Pharmacologic Reduction of Angiographic Vasospasm in Experimental Subarachnoid Hemorrhage: Systematic Review and Meta-Analysis

Subarachnoid hemorrhage (SAH) is an important cause of morbidity and mortality in adult life, and as in so many areas of neuroscience we do not—yet—have much in the way of effective treatments. Subarachnoid hemorrhage is particularly interesting because in many cases neuronal injury occurs after hospital admission, due either to delayed ischemic neurological deficits or to rebleeding; this raises the possibility of initiating treatment before damage occurs, and therefore the opportunity to demonstrating proof of concept for neuroprotection.

The work of Zoerle et al (2012, this issue) on interventions to prevent vasospasm in experimental SAH is important because it seeks to understand how best to use animal data to inform human health. For seven interventions where efficacy in humans is known from systematic reviews (three effective, four not) they find that, taking all the animal data together, all drugs are effective. The sensitivity (100%) and specificity (0%) is similar to previous studies (Perel et al, 2007). In all, 55% of animal studies were concordant with the human data, not very much higher than would be expected by chance. However, they suggest that where outcome is measured beyond 3 days then concordance is higher; this interesting hypothesis requires further testing.

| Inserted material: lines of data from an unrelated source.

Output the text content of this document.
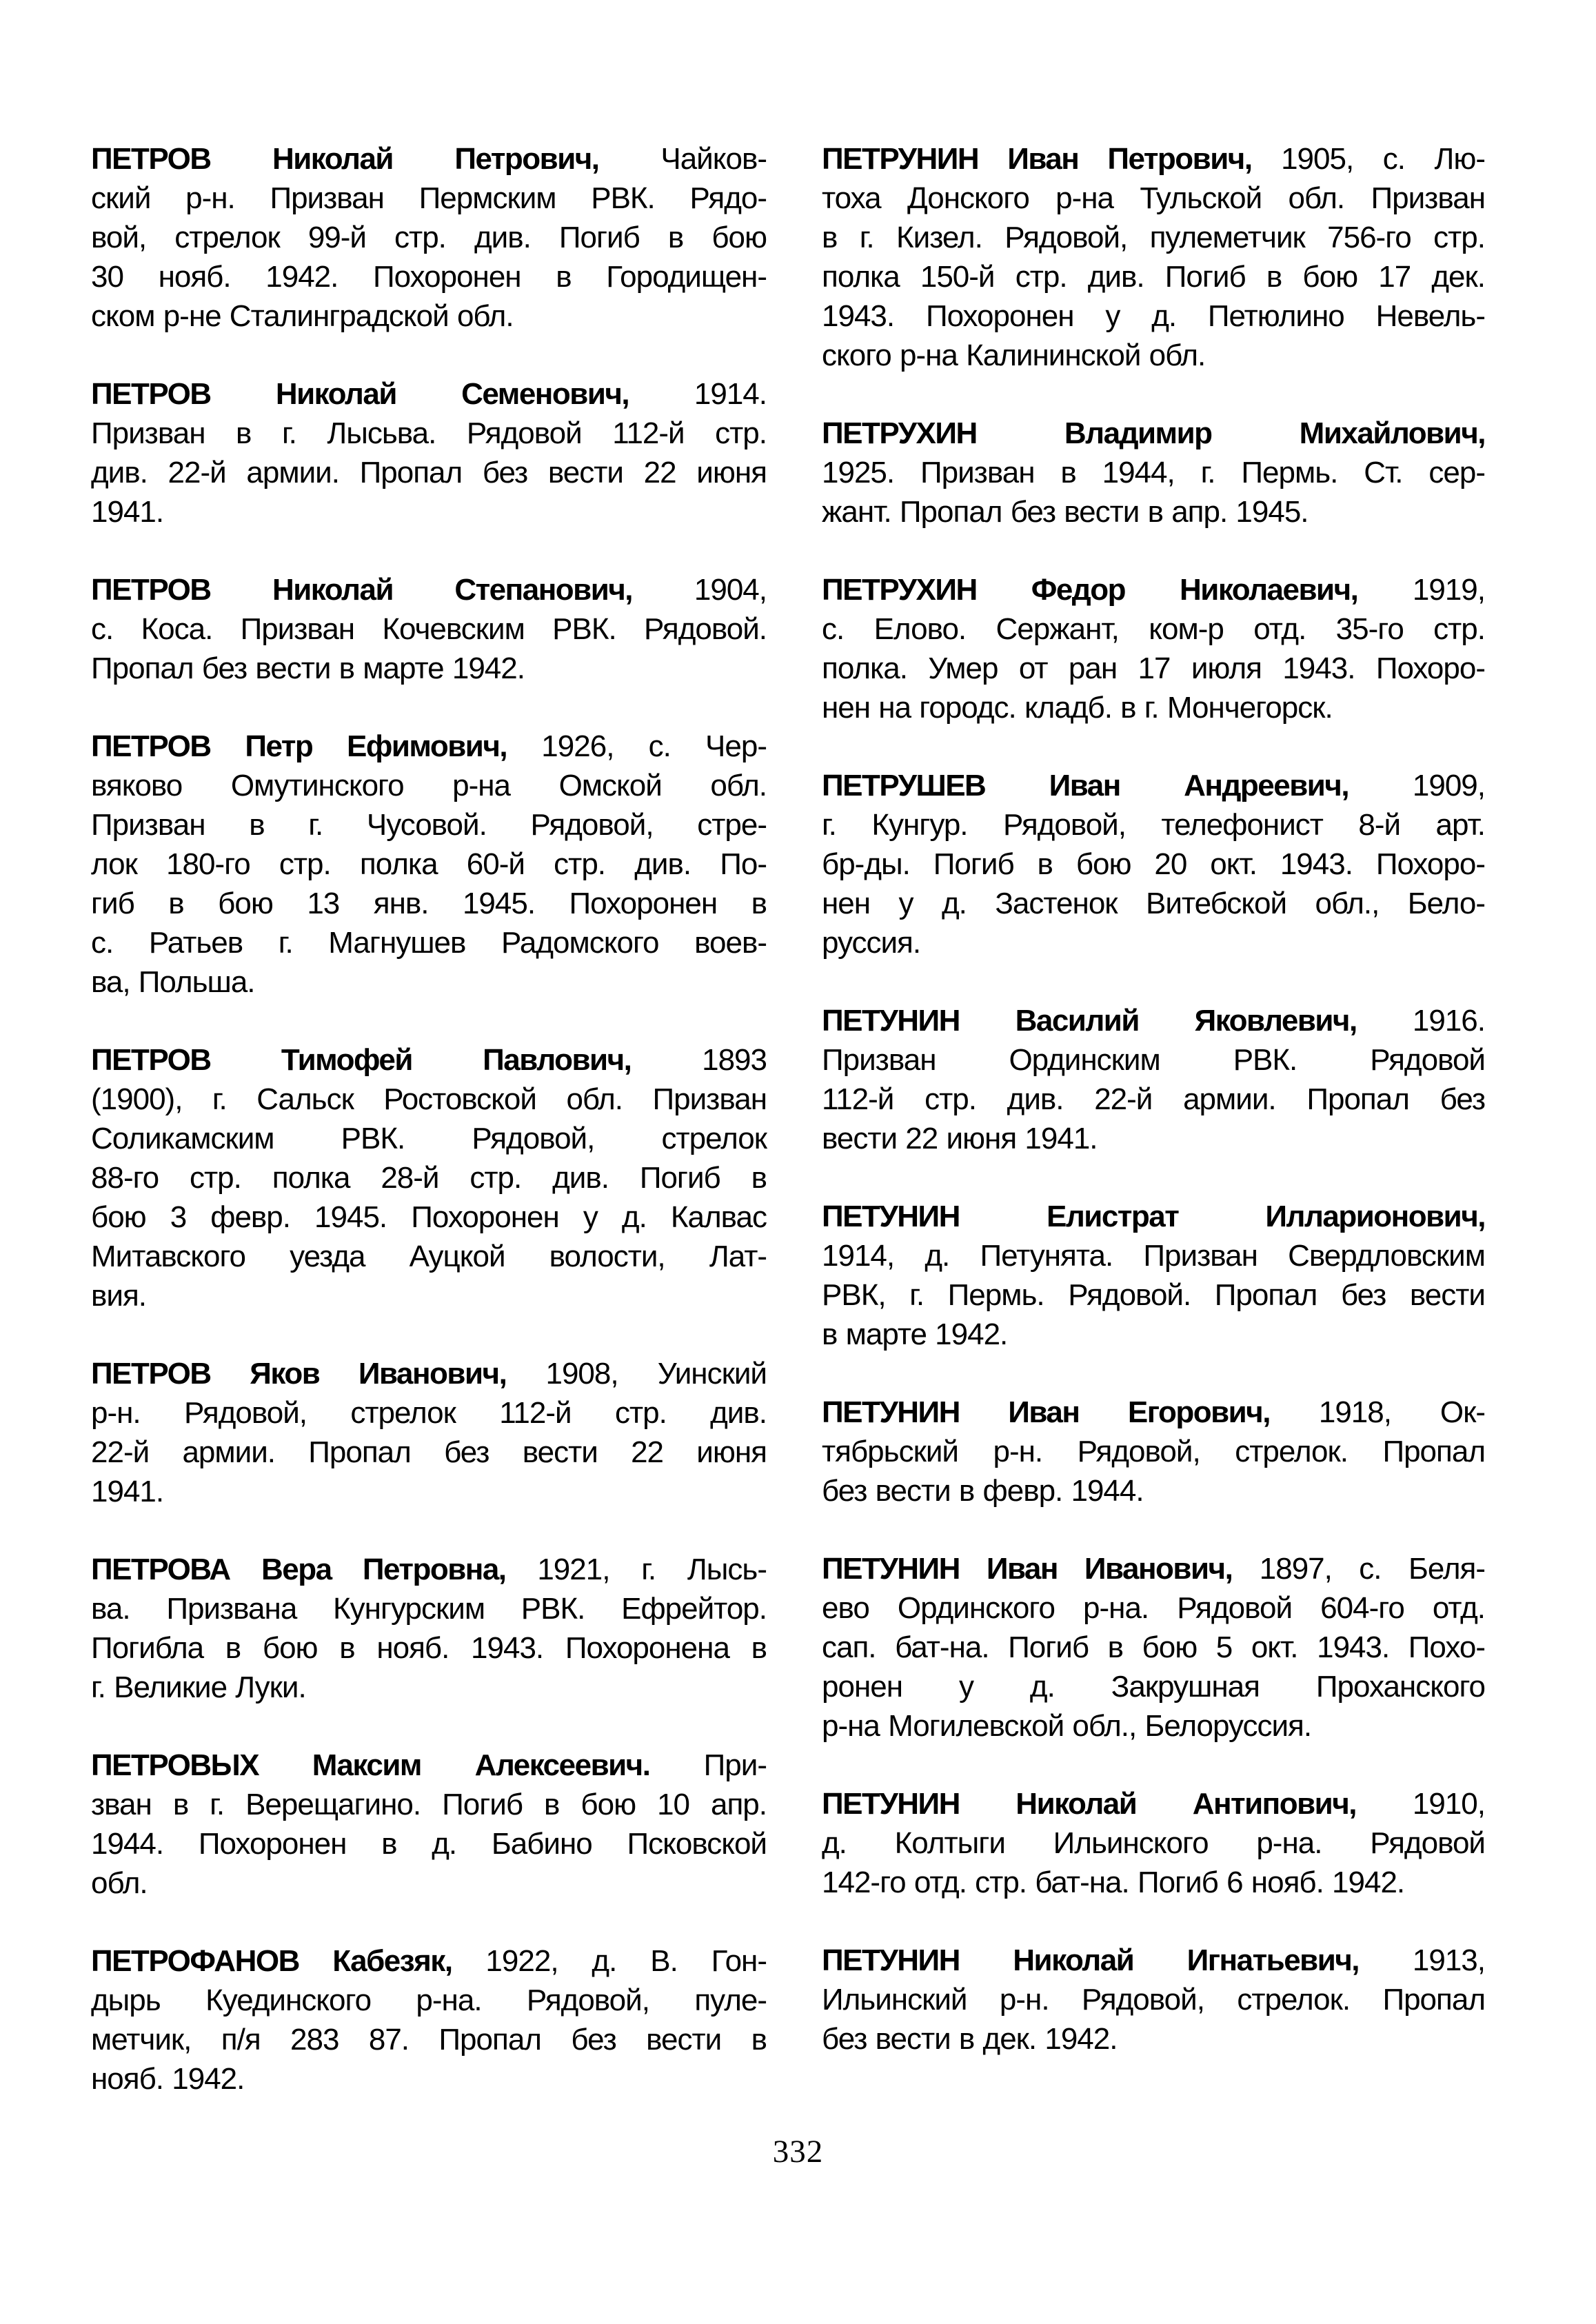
ПЕТРОВ Николай Петрович, Чайков-
ский р-н. Призван Пермским РВК. Рядо-
вой, стрелок 99-й стр. див. Погиб в бою
30 нояб. 1942. Похоронен в Городищен-
ском р-не Сталинградской обл.
ПЕТРОВ Николай Семенович, 1914.
Призван в г. Лысьва. Рядовой 112-й стр.
див. 22-й армии. Пропал без вести 22 июня
1941.
ПЕТРОВ Николай Степанович, 1904,
с. Коса. Призван Кочевским РВК. Рядовой.
Пропал без вести в марте 1942.
ПЕТРОВ Петр Ефимович, 1926, с. Чер-
вяково Омутинского р-на Омской обл.
Призван в г. Чусовой. Рядовой, стре-
лок 180-го стр. полка 60-й стр. див. По-
гиб в бою 13 янв. 1945. Похоронен в
с. Ратьев г. Магнушев Радомского воев-
ва, Польша.
ПЕТРОВ Тимофей Павлович, 1893
(1900), г. Сальск Ростовской обл. Призван
Соликамским РВК. Рядовой, стрелок
88-го стр. полка 28-й стр. див. Погиб в
бою 3 февр. 1945. Похоронен у д. Калвас
Митавского уезда Ауцкой волости, Лат-
вия.
ПЕТРОВ Яков Иванович, 1908, Уинский
р-н. Рядовой, стрелок 112-й стр. див.
22-й армии. Пропал без вести 22 июня
1941.
ПЕТРОВА Вера Петровна, 1921, г. Лысь-
ва. Призвана Кунгурским РВК. Ефрейтор.
Погибла в бою в нояб. 1943. Похоронена в
г. Великие Луки.
ПЕТРОВЫХ Максим Алексеевич. При-
зван в г. Верещагино. Погиб в бою 10 апр.
1944. Похоронен в д. Бабино Псковской
обл.
ПЕТРОФАНОВ Кабезяк, 1922, д. В. Гон-
дырь Куединского р-на. Рядовой, пуле-
метчик, п/я 283 87. Пропал без вести в
нояб. 1942.
ПЕТРУНИН Иван Петрович, 1905, с. Лю-
тоха Донского р-на Тульской обл. Призван
в г. Кизел. Рядовой, пулеметчик 756-го стр.
полка 150-й стр. див. Погиб в бою 17 дек.
1943. Похоронен у д. Петюлино Невель-
ского р-на Калининской обл.
ПЕТРУХИН Владимир Михайлович,
1925. Призван в 1944, г. Пермь. Ст. сер-
жант. Пропал без вести в апр. 1945.
ПЕТРУХИН Федор Николаевич, 1919,
с. Елово. Сержант, ком-р отд. 35-го стр.
полка. Умер от ран 17 июля 1943. Похоро-
нен на городс. кладб. в г. Мончегорск.
ПЕТРУШЕВ Иван Андреевич, 1909,
г. Кунгур. Рядовой, телефонист 8-й арт.
бр-ды. Погиб в бою 20 окт. 1943. Похоро-
нен у д. Застенок Витебской обл., Бело-
руссия.
ПЕТУНИН Василий Яковлевич, 1916.
Призван Ординским РВК. Рядовой
112-й стр. див. 22-й армии. Пропал без
вести 22 июня 1941.
ПЕТУНИН Елистрат Илларионович,
1914, д. Петунята. Призван Свердловским
РВК, г. Пермь. Рядовой. Пропал без вести
в марте 1942.
ПЕТУНИН Иван Егорович, 1918, Ок-
тябрьский р-н. Рядовой, стрелок. Пропал
без вести в февр. 1944.
ПЕТУНИН Иван Иванович, 1897, с. Беля-
ево Ординского р-на. Рядовой 604-го отд.
сап. бат-на. Погиб в бою 5 окт. 1943. Похо-
ронен у д. Закрушная Проханского
р-на Могилевской обл., Белоруссия.
ПЕТУНИН Николай Антипович, 1910,
д. Колтыги Ильинского р-на. Рядовой
142-го отд. стр. бат-на. Погиб 6 нояб. 1942.
ПЕТУНИН Николай Игнатьевич, 1913,
Ильинский р-н. Рядовой, стрелок. Пропал
без вести в дек. 1942.
332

This work is also interesting because it broadens the application of meta-analysis in animal models of neurological disease, where translation is most challenging. This technique has now been used for stroke (Nava-Ocampo et al, 2000; Horn et al, 2001), intracerebral hemorrhage (Frantzias et al, 2011), multiple sclerosis (Vesterinen et al, 2010), Parkinson's disease (Rooke et al, 2011), glioma (Amarasingh et al, 2009), and spinal cord injury (Fiore et al, 2012).

The current work illustrates some emerging themes. First, not all experiments have the most appropriate experimental design, and specifically many do not report simple measures such as randomization or blinding. Second, sample sizes are generally small, and this raises at least the suspicion that in some hands sample size expands until statistical significance is achieved. Third, publication bias is an issue here as elsewhere (Sena et al, 2010), and we need to find effective ways to counter this. Together, these factors argue for a more robust approach to animal modeling with larger, better designed experiments; this is almost certain to require multicenter animal studies (Bath et al, 2009).

This work also illustrates some methodological issues. The statistical tools for meta-analysis were developed to summarize data from large clinical studies where a single summary estimate is meaningful. In contrast, animal studies describe efficacy across a range of circumstances and are usually orders of magnitude smaller. The statistical approaches to meta-analysis perform differently at small sample sizes, and the exploration of sources of heterogeneity in animal studies (testing the significance of observed differences between different groups of experiments) provides a further challenge; with the relative merits of partitioning of heterogeneity and meta-regression being, as yet, unclear. We are only now beginning to understand these methodological challenges, but their solutions will support the application of this important tool, and will help provide evidence to support successful translation.